Towards Demonstrating Fault Tolerance in Small Circuits Using Bacon-Shor Codes

Quantum error correction is necessary to perform large-scale quantum computations in the presence of noise and decoherence. As a result, several aspects of quantum error correction have already been explored. These have been primarily studies of quantum memory, an important first step towards quantum computation, where the objective is to increase the lifetime of the encoded quantum information. Additionally, several works have explored the implementation of logical gates. In this work we study a next step - fault-tolerantly implementing quantum circuits. We choose the $[[4, 1, 2]]$ Bacon-Shor subsystem code, which has a particularly simple error-detection circuit.

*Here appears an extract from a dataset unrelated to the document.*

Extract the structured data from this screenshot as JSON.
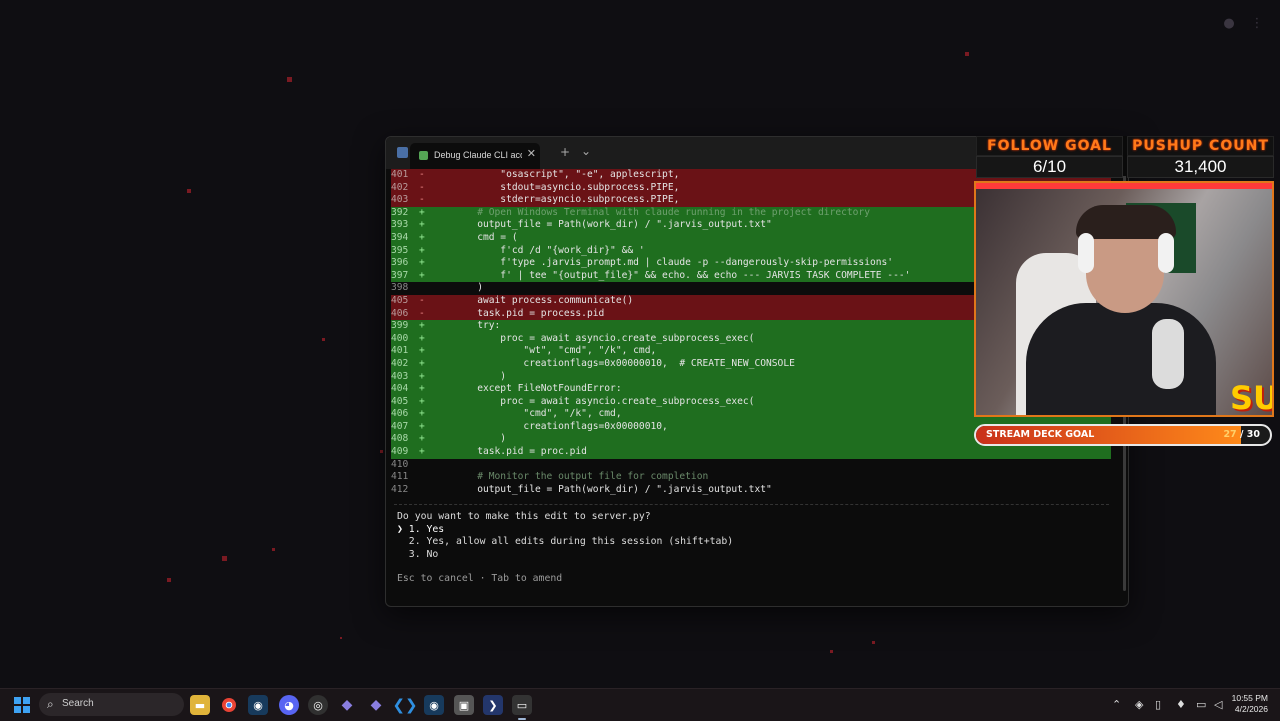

Through both numerics and site-counting arguments, we compute pseudo-thresholds for the Pauli error rate $p$ in a depolarizing noise model, below which the encoded circuits outperform the unencoded circuits. These pseudo-threshold values are shown to be as high as $p=3\%$ for short circuits, and $p=0.6\%$ for circuits of moderate depth. Additionally, we see that multiple rounds of stabilizer measurements give an improvement over performing a single round at the end. This provides a concrete suggestion for a small-scale fault-tolerant demonstration of a quantum algorithm that could be accessible with existing hardware.